We recommend the use of VertexAI notebooks with remote serverless Spark, where every Data Scientist has their own Spark. Serverless Spark autoscales so that you don’t need to share for resource efficiency. For access control, each serverless Spark should be created with a service account. The service account can have:

  • a team’s privileges
  • an individual data scientist’s privileges (this is also called as shadow SA)
  • a usecase’s privileges (recommended).

Data Engineer

A Data Engineer handles the data ingestion and transformation. They basically own the ETL/ELT pipelines. They don’t even need to and should not have access to data in production with fine grained access control rights like row and column level. They simply create transformation jobs with Spark, Hive, Presto etc. and then orchestrate them. Mostly they perform detailed tests in development and then run these transformations on production with orchestration.

Data Engineers interact with Dataproc clusters by using the Dataproc APIs. They mainly orchestrate ETL/ELT pipelines by using other tools like Cloud Composer and Workflows.

So life is easier for the Data Engineer. They can create purpose built clusters, use them and then dispose immediately. As shown in the above figure, for each job type and profile, a Data Engineer uses different ephemeral Dataproc clusters with optimized profiles of CPU, Memory, auto-scaling and tool versions like Spark 2 or 3. Orchestration tools, Composer and Workflows, handle all the lifecycle of these clusters. For access control isolation, clusters have different access rights to backend data. These rights are determined by the service account assigned to them. Finally, all the API calls to these clusters are stored in audit logs.

Data Analyst

A Data Analyst accesses production data with fine grained rights like table, row, column based restrictions. They analyze the data and present it with dashboards. Native Dataproc IAM does not allow such fine grained access control. So what should we do?

Let’s see what is available in an on-premise Hadoop deployment and what we can do on the Cloud.

  • Hive: Apache Ranger Hive plugin handles the fine grained access control. On Google Cloud, we can again use Apache Ranger directly. There is a step by step guide from my colleague David explaining this setup.
  • Spark: Spark has no open source Ranger plugin. The reason for this is that Spark can circumvent the Ranger plugin. Spark driver can directly access data and it is controlled by the end user. So an end user may easily opt out Ranger.
    BigLake solves this problem.
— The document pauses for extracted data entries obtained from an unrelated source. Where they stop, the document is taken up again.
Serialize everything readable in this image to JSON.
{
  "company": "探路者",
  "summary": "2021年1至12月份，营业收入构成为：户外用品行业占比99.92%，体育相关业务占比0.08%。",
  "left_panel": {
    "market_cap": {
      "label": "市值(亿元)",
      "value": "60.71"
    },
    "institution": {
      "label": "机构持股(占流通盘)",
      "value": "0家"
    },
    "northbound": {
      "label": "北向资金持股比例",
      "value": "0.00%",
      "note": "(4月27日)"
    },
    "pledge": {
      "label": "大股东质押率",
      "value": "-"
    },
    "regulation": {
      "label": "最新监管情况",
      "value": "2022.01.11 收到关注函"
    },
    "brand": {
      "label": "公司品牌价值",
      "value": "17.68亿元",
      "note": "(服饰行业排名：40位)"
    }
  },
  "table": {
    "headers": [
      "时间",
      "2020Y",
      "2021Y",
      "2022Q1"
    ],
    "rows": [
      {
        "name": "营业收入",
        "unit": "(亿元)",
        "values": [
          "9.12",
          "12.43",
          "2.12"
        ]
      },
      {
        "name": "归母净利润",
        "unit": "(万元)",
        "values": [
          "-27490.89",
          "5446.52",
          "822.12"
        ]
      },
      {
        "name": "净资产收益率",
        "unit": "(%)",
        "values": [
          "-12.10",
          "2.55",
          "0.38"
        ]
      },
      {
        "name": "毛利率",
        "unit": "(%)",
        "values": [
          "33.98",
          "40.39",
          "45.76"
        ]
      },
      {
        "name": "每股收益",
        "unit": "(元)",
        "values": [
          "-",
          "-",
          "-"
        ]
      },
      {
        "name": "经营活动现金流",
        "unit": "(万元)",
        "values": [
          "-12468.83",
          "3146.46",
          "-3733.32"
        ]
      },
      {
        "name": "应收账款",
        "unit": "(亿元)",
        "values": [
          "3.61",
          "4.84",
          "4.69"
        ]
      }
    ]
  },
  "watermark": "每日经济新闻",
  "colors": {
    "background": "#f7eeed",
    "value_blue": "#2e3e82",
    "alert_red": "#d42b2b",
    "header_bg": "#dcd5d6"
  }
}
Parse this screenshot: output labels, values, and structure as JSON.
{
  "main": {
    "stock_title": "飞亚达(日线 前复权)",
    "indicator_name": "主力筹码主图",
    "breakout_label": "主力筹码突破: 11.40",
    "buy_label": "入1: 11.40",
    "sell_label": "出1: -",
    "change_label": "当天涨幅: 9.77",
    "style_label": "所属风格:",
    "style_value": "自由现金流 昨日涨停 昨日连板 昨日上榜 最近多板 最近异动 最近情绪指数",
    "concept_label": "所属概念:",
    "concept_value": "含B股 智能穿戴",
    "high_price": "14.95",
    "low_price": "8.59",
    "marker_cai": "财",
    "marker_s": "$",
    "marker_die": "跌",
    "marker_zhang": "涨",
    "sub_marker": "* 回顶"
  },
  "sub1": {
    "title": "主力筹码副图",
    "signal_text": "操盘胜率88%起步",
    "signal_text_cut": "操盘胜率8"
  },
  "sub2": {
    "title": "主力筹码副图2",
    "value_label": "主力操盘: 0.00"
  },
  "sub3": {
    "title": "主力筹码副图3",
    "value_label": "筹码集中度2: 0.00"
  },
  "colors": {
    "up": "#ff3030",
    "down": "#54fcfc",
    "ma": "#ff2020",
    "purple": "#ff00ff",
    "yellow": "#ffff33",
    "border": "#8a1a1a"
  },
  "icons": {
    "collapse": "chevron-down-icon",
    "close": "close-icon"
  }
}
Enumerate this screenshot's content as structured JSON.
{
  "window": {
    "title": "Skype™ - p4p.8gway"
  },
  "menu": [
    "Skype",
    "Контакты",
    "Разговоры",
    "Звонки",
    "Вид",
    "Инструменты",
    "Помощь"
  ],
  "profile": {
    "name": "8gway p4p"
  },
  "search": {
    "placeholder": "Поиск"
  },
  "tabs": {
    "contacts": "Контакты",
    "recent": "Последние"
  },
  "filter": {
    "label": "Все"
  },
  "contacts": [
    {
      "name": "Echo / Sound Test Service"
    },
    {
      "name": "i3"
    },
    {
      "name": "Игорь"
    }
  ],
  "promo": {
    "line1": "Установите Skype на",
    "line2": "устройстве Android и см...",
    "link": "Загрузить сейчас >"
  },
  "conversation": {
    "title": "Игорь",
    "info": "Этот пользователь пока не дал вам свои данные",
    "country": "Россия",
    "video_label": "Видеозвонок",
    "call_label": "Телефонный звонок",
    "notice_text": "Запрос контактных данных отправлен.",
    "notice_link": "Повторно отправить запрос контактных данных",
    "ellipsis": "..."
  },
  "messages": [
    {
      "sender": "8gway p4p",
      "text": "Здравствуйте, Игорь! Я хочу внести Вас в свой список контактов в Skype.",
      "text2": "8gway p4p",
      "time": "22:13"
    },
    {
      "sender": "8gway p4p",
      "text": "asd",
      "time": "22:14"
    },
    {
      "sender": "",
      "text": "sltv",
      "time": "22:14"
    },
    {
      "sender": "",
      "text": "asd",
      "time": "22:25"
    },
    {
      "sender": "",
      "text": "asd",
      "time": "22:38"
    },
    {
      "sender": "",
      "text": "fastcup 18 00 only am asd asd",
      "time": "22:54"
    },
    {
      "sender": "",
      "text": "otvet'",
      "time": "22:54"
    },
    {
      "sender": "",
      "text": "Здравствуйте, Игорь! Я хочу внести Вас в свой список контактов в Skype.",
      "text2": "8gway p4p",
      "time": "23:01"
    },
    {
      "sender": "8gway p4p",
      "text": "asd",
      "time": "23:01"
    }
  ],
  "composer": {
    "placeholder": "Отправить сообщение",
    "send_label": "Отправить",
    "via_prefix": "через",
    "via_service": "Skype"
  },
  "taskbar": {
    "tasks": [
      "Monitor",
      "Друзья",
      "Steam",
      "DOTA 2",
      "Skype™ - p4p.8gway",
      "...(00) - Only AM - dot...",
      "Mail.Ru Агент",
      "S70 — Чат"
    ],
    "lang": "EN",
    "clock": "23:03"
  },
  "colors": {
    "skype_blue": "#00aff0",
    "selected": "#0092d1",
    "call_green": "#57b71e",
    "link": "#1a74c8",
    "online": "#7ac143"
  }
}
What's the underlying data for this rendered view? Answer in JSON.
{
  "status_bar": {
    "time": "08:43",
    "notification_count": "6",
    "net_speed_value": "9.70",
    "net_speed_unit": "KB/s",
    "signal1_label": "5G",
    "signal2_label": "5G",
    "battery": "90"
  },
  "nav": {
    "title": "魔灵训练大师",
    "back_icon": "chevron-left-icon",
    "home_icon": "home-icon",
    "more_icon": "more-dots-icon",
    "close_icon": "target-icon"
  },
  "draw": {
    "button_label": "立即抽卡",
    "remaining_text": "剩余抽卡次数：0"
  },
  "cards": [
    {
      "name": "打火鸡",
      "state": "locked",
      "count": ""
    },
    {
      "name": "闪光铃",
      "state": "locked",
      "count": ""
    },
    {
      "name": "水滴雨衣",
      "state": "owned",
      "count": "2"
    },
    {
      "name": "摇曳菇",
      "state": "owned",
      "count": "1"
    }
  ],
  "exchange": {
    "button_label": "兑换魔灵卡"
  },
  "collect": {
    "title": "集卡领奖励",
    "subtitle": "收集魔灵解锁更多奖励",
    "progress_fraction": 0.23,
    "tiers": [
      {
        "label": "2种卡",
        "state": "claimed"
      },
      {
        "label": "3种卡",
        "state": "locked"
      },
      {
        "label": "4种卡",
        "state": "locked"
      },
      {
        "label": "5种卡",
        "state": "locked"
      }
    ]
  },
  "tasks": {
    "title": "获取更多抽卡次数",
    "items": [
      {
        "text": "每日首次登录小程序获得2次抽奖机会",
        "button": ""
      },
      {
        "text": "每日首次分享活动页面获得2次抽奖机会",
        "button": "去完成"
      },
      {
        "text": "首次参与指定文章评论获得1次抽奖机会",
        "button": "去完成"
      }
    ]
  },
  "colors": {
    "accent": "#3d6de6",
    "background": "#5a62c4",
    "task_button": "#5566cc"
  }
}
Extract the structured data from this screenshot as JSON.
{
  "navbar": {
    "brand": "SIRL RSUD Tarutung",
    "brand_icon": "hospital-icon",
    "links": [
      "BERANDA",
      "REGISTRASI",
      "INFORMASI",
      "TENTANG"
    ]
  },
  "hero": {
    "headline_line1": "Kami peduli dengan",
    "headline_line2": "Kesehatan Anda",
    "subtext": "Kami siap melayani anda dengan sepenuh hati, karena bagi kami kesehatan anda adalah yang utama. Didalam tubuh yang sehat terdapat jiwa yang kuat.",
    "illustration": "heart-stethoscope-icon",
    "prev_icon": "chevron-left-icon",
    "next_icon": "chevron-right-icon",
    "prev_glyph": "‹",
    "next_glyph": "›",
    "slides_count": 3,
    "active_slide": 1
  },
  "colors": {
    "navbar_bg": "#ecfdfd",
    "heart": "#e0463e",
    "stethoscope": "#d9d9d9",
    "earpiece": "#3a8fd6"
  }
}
BigLake API handles fine grained access control for the data stored on GCS. So you will improve the authorization of your Spark jobs when you migrate to Google Cloud.
    – Even with BigLake, the service account of a cluster is used for IAM. So when multiple users access data via the same cluster, they all have the same privileges on data due to the shared service account. The solution is to use serverless Spark where each user/usecase/team has their own cluster with a different service account.
  • SparkSQL as a distributed SQL engine: Spark SQL can also act as a distributed query engine using its JDBC/ODBC or command-line interface. In this mode, end-users or applications can interact with Spark SQL directly to run SQL queries, without the need to write any code.
    – This architecture can use Apache Ranger since it is based on HiveServer2 and the end user does not run the Spark driver itself. The setup is the same as normal Hive as explained in this guide.
    – Also, we may still use BigLake.

In all the above cases the common theme is having multiple clusters even job scoped ones unlike large clusters of on-premises. And then give access to these ephemeral clusters per use-case instead of controlling all at a single point.